Ne connaissant rien à l’horlogerie à la base, Francesco Garufo se dit très honoré de recevoir le Prix Gaïa qui représente une belle reconnaissance pour tous ses travaux accomplis.

Esprit d’entreprise
Une distinction de plus pour Franco Cologni qui, début septembre, a déjà reçu celle de Commandeur de l’Ordre des Arts et des Lettres par Frédérique Mitterand. Si l’on sait que Franco Cologni est l’un des artisans du Salon international de la haute horlogerie (SIHH), qu’il a créé la Fondation de la haute horlogerie (FHH), qu’il a œuvré à la mise en place du pôle horloger du groupe Richemont lors de l’acquisition de Jaeger-LeCoultre, d’IWC de A. Lange & Söhne, qu’il a fait renaître la marque Panerai tombée dans l’oubli, on ne sait peut-être pas que, avant de se consacrer à l’horlogerie, il a été professeur d’histoire, de théâtre et du spectacle à l’Université de Cattolica (Milan), tout en menant de front une carrière de journaliste. En 1969, il a fondé la Tobako International, entreprise spécialisée dans la fabrication et la distribution d’objets de haut de gamme, parmi lesquels le briquet de Cartier. Quatre ans plus tard, il crée, pour le compte de la marque parisienne, la première filiale italienne. Son ascension au sein de Cartier ne cessera: en 1973, il accèdera au Comité de direction, sept ans plus tard, il sera nommé directeur général de Cartier International, en 1986 vice-président et en 2000, président. La même année, il sera également nommé président de Vacheron Constantin, poste qu’il occupera durant cinq ans. Franco Cologni est également l’auteur de nombreuses publications dédiées à l’horlogerie et à l’histoire des marques faisant partie de la FHH.

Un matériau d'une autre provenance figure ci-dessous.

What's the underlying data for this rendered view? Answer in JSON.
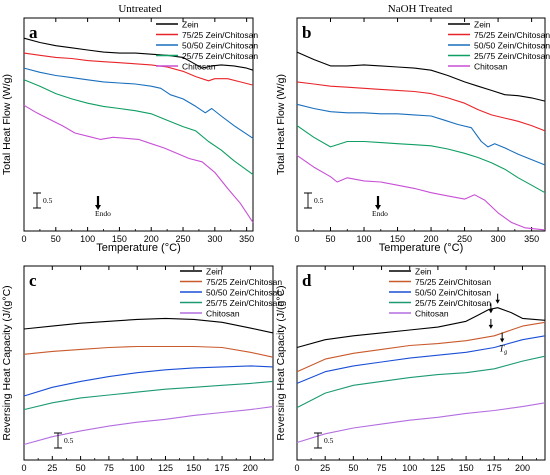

Si l’on devait encore caractériser Franco Cologni, on pourrait dire qu’il est le «Monsieur Fondation» de l’horlogerie. Tout au long de sa vie, il a créé des institutions afin de soutenir et d’encourager de nobles causes comme la Fondazione Cologni dei Mestieri d’Arte, créée en 1995 en faveur des métiers artistiques; la Creative Academy, haute école de design et de management créatif, fondée en 2004; la Fondation de la Haute Horlogerie (FHH), qui a vu le jour en 2005 et qui a pour but de préserver les valeurs patrimoniales de la branche et d’en promouvoir le développement et l’innovation; son rôle de vice-président dans la Fondazione Laureus Sport for Good Italia, œuvre de bienfaisance qui encourage la pratique du sport comme antidote à la marginalisation et à l’exclusion sociale.
Riche personnage à l’accent italien bien marqué, Franco Cologni s’est exprimé: «Je ne suis pas digne de recevoir ce prix. Toutefois, j’en suis digne si je peux le partager avec tous ceux qui ont œuvré avec moi tout au long de mon parcours. Car je suis convaincu que ce n’est pas le capital financier qui fait avancer le monde industriel, mais le capital humain».